The improved K-means and logistic regression methods were used to analyze the experimental data, and the corresponding experimental results were obtained, as shown in Tables 3 and 4. The Kappa statistic value was 0.752, which exceeded 0.75 indicating that the method had good similarity. The prediction accuracies were 0.916, 0.964, 0.964, 0.752, and 0.957, respectively. The results showed an accuracy of 90.7%. The analysis of the experimental data showed the validity of this method.
4.4. Experimental Analysis of Medication Use Patterns in Diabetic Patients
According to the modified K-means and logistic regression prediction model, the drug use pattern of diabetic patients was studied. The experimental results showed that there were 283 T2DM patients with 187 herbal medicines, with Salvia divinorum being the highest with 243 cases, accounting for 85.87%.
The analysis of the medication use in T2DM patients revealed 21 clinically significant drug combinations, including 10 types of Dan Shen, Xuan Shen, Cang Zhu, Ge Ge Ge, Bai Zhu, Huang Lian, Huang Qi, Sang Zhi, Gui Yao, and Lycium.
In particular, two drugs were identified in the trial, pioglitazone and chlorosulfopropylurea. To verify this conclusion, we reviewed a large amount of literature, and based on the available studies, pioglitazone was indeed a risk factor for increased hospitalization rates. As the combination of pioglitazone and chlorosulfopropurea has been associated with some adverse effects in diabetic patients, it can be assumed that the above effects of pioglitazone and chlorosulfopropurea may increase the risk of re-hospitalization in hospitalized patients.
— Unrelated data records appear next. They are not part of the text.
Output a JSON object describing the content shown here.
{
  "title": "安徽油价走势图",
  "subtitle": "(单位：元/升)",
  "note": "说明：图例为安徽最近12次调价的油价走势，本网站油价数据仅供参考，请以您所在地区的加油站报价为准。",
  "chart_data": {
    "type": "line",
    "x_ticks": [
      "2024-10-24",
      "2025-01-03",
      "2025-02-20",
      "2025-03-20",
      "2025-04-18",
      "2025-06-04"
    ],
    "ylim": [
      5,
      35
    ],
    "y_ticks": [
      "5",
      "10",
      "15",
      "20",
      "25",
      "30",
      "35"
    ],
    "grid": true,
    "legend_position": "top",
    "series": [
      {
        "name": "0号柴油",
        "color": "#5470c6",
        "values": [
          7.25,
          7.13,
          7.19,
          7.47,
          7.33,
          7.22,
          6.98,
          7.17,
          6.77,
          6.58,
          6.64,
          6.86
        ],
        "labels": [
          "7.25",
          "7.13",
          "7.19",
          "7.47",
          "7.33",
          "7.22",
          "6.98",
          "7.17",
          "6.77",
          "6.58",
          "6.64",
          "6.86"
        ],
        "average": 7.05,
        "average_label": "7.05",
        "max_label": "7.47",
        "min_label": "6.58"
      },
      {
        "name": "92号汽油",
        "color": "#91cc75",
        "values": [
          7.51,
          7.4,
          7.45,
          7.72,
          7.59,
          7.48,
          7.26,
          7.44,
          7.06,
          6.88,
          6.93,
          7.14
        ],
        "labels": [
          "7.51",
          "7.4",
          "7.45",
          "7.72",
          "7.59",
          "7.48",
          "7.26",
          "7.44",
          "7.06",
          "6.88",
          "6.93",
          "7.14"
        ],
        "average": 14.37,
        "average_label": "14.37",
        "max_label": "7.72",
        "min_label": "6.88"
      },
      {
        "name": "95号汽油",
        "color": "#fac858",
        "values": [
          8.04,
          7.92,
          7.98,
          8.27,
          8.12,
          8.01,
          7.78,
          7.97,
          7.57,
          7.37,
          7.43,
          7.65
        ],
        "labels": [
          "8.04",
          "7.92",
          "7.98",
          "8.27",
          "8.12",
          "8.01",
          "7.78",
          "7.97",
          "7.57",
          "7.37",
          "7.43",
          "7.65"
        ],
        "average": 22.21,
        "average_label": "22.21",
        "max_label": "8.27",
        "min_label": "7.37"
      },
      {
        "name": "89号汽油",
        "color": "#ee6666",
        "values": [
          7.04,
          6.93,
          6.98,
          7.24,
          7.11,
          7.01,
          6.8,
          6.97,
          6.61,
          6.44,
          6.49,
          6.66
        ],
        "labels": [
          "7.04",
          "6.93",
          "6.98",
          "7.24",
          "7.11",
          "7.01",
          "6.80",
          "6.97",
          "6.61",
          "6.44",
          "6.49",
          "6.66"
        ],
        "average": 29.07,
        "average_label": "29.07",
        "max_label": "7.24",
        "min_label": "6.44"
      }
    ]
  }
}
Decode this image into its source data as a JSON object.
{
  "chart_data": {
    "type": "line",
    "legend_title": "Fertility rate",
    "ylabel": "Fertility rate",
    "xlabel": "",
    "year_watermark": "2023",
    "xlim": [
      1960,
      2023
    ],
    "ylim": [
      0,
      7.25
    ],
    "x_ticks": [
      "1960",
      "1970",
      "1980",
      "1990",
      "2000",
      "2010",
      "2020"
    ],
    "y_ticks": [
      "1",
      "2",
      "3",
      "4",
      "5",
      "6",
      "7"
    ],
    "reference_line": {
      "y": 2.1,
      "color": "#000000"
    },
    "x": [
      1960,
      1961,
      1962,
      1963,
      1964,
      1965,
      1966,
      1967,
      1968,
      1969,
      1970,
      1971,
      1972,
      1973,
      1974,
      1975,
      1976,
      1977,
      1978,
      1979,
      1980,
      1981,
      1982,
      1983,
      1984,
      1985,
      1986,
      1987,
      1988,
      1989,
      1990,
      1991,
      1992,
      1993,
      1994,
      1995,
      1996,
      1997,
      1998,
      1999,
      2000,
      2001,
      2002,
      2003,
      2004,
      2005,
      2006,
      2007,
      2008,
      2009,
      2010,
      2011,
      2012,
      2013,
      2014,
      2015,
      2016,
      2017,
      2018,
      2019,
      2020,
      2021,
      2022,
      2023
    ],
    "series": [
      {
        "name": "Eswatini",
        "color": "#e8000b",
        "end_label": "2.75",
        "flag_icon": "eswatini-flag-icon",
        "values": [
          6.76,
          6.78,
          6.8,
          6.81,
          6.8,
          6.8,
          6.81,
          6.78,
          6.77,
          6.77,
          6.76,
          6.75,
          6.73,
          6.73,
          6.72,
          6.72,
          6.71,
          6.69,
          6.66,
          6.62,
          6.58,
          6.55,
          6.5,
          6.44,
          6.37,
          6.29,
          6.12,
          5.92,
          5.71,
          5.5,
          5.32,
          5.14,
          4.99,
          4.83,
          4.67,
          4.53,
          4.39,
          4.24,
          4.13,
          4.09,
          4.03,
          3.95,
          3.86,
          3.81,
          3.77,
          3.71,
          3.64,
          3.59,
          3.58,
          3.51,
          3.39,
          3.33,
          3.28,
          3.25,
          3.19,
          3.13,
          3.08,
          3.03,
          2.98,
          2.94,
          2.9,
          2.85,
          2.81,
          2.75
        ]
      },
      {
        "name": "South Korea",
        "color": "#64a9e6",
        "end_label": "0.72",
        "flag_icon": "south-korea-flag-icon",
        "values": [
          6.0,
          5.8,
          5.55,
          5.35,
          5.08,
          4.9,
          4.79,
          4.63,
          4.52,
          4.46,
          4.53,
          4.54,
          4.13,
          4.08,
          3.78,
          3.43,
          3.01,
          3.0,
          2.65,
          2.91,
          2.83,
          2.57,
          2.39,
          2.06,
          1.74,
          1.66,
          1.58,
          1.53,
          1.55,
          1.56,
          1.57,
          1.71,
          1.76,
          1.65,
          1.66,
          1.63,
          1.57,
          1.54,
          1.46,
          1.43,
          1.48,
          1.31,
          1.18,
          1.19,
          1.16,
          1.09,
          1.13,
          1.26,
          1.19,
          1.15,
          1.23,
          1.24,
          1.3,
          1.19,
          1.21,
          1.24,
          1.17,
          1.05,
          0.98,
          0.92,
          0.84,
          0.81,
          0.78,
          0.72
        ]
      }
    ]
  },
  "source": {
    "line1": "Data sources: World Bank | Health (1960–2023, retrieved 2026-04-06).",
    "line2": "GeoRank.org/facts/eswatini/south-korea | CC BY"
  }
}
Drug rule data mining trials not only consider single data, but also do not act as a vertical dataset and may contain incomplete data. For example, many of the underlying data items are ignored because they have small variance and missing values. Also, the information does not distinguish type 1 from type 2 diabetes, so the results of the above trial do not reflect the differences in medication use rules between the two. This trial represents an attempt to use data mining techniques in this area. Therefore, future studies should use the same approach to analyze this electronic medical record in Virginia to further test and improve the existing medication rules.
5. Conclusion
The rapid growth of medical data and the development of data mining techniques have made the effective use of medical data a focus of attention. This paper combines data mining models with medical data features to analyze the disease and drug use of diabetic patients in clinical data and proposes a set of reasonable and appropriate prediction models for the risk of diabetes in high-risk groups based on the experience of a large number of researchers. The model has been analyzed through the WEKA platform, and its predictive accuracy has been found to be significantly improved over previous studies. The Pima Indian Diabetes dataset used in this paper is the standard for many studies on diabetes-related data mining, and these data were compared with other researchers. The strengths and weaknesses of the trial data were preprocessed in detail to ensure that they were correct, reasonable, and standardized. Finally, after comparing the improved K-means and Logistic regression methods, which have a prediction accuracy of up to 95.42% and a conclusion of better results in terms of average prediction, the analysis of diabetes medication patterns can be carried out by keyword design during the model experiments, yielding the highest frequency of Danshen, occurrence.
Data Availability
The dataset used in this paper are available from the corresponding author upon request.
Conflicts of Interest
The authors declared that they have no conflicts of interest regarding this work.